Opinion identification and their automatic classification in digital documents have been addressed in several papers since the beginning of 2000 [2, 3], which belong to the Sentiment Analysis or Opinion Mining tasks. Aspect Based Sentiment Analysis (ABSA) is one of the Sentiment Analysis subtasks, which allows extracting more information from opinions [2]. An aspect term is associated with the possible characteristics about products, services, events or people. In the ABSA subtask, an effective extraction of aspects is very important to achieve a correct sentiment classification [3].

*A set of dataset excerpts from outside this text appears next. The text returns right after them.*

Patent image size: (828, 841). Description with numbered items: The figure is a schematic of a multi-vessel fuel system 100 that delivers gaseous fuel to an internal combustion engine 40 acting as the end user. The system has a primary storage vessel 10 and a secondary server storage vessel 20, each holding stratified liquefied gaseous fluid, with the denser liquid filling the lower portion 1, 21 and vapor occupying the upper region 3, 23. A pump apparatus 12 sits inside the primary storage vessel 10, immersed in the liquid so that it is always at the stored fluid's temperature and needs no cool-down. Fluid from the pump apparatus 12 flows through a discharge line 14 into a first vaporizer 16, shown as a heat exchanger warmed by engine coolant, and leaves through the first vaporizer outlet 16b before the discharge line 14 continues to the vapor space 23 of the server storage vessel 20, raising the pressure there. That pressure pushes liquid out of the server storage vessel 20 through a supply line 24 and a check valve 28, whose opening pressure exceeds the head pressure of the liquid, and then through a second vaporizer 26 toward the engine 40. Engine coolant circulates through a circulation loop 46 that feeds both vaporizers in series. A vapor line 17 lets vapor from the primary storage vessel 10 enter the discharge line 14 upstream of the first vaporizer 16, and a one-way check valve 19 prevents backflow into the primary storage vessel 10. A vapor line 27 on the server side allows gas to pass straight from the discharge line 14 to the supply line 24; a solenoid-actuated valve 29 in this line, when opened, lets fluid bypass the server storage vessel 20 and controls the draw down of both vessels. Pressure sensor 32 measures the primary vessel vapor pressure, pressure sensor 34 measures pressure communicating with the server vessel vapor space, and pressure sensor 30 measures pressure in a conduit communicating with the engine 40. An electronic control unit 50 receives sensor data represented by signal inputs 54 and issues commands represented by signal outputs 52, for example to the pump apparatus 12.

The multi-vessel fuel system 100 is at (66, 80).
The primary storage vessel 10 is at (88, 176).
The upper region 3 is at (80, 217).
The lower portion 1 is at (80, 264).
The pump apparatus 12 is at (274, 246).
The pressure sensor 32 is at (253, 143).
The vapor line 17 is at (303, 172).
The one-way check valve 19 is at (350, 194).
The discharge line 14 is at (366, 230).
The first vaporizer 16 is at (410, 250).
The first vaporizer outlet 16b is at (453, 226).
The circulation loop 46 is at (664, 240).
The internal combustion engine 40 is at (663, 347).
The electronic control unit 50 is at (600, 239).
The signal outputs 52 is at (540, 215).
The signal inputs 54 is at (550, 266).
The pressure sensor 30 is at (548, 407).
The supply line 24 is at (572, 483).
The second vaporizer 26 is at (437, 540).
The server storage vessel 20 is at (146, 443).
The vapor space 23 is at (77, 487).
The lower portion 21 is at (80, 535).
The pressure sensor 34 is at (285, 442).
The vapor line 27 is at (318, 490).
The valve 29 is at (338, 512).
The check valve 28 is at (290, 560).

Some methods perform aspect extraction in a single knowledge domain [7, 13]. These methods have had good results for a single domain, but when they have been applied in different domains, their effectiveness decreases. Several of these proposals use Deep Learning techniques [7, 13, 14] for aspect extraction, but they only deal with a single domain or at most two domains. This limitation in terms of the number of domains prevents the learning of common features in different datasets and, therefore, reduces the scope of these proposals.

It is important during the learning process not to lose effectiveness in each knowledge domain and to obtain the patterns or features that may be common to several domains (e.g.; the price aspect is common for restaurant, hotel and electronic device domains). For this reason, Lifelong Learning strategy is useful in aspect extraction. It takes advantage of the local learning of several domains by identifying the common features or patterns found in the previous learning process without losing the effectiveness when learning a new domain [3].

When using Lifelong Learning with neural networks, it is necessary to avoid catastrophic forgetting. This occurs when networks are sequentially trained in many tasks; because the network weights estimated for a task A can be modified in the learning process of a task B [10]. Some proposals have tried to overcome the catastrophic forgetting; for instance, in image classification [10] and game strategy learning [9]. Nevertheless, there are few proposals devoted to solve the catastrophic forgetting in ABSA subtasks [5].

In this paper, we propose a new model for extracting aspects in multi-domains based on the combination of Convolutional Neural Networks (CNN) [4] and Lifelong Learning [3]. The main contribution of this paper is to reduce the catastrophic forgetting in a Lifelong Learning framework for aspect extraction. The rest of this paper is organized as follow. The principal aspect extraction methods based on Deep Learning techniques are presented in Sect. 2. Section 3 explains the proposed model for aspect extraction based on Deep and Lifelong Learning. Section 4 presents the evaluation of our model with respect to another proposal of the state-of-the-art. Towards the end, we provide concluding remarks and future research directions.

2 Related Work

There are several works which use Deep Learning for solving the ABSA subtask [2, 5, 7, 13]. Some researchers model the ABSA subtask as a sequence of characteristics to be learned by a method. This point of view has motivated the use of the Long Short Term Memory (LSTM) and Gated Recurrent Units (GRU) for aspect extraction [5]. This type of models overcome the vanish or explode gradient problem during the backpropagation process. As advantage these networks capture long-term dependencies of context information, but they can be slower than other techniques as CNN [5]. Usually, LSTM or GRU are combined with a method known as Attention Mechanism (AM) [8]. AM helps improve the training of the neural network by relating the closest words to an aspect in a sentence [5]. However, LSTM, GRU or AM were not selected because there is no clear connection with our Lifelong Learning strategy.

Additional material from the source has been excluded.